By now Naruto looked like he really was being beaten to a pulp and there wasn't a scratch on Neji. I actually smirked at that because it made me happy that Neji could defend himself in a fight.

"Um, Neji? Neji? DAMMIT! NEJI!"

"Huh? Oh, I'm sorry Hinata. I guess I got carried away with it a bit. Sorry." Said Neji

"Whoa, Hinata. You cursed! Wow! That's so ama-"

That's when Neji knocked Naruto out.

"THANK YOU NEJI! I'VE BEEN WANTING TO DO THAT ALL DAY!" Said a relieved Shikamaru

"Hey Shika, do you want to have dinner with me and Neji?"

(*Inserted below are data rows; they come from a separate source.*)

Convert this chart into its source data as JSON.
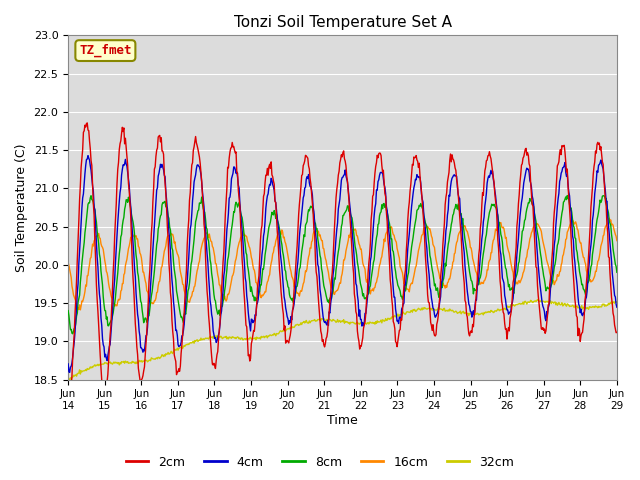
{
  "title": "Tonzi Soil Temperature Set A",
  "xlabel": "Time",
  "ylabel": "Soil Temperature (C)",
  "annotation": "TZ_fmet",
  "ylim": [
    18.5,
    23.0
  ],
  "series_colors": [
    "#dd0000",
    "#0000cc",
    "#00aa00",
    "#ff8800",
    "#cccc00"
  ],
  "series_labels": [
    "2cm",
    "4cm",
    "8cm",
    "16cm",
    "32cm"
  ],
  "bg_color": "#ffffff",
  "plot_bg_color": "#dcdcdc",
  "legend_bg": "#ffffcc",
  "x_tick_labels": [
    "Jun\n14",
    "Jun\n15",
    "Jun\n16",
    "Jun\n17",
    "Jun\n18",
    "Jun\n19",
    "Jun\n20",
    "Jun\n21",
    "Jun\n22",
    "Jun\n23",
    "Jun\n24",
    "Jun\n25",
    "Jun\n26",
    "Jun\n27",
    "Jun\n28",
    "Jun\n29"
  ],
  "grid_color": "#ffffff",
  "n_points": 720
}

Neji seemed pretty sad once I said that. He no longer had that sparkle in his white eyes. Just disappointment. Like someone kicked him in the gut.

"Hmmmm? Well….."

Shikamaru realized the sadness it brought Neji that they couldn't eat alone so Shikamaru decided to let them go alone.

"I think you two should go without me, besides I have this thing with….. With….. Ino? So, Uh, Yeah. See you guys later."

"Ok! Bye Shika!" I said

Once Shikamaru could no longer be seen, Neji grabbed my arm and started to pull me towards him.

"I'm really sorry, Neji." I said

"Why would you be sorry?"

"I saw that disappointment in your eyes when I invited Shika to come along with us."

"Oh, that. It's ok. I wasn't really mad about that. I just really wanted to get to know you. I knew everything about you when we were younger but I can tell that you've changed quite a bit." Said Neji smiling my favorite smile

"Ok. What kind of questions do you want me to answer?"

"Well, the first is………..do you like Naruto?"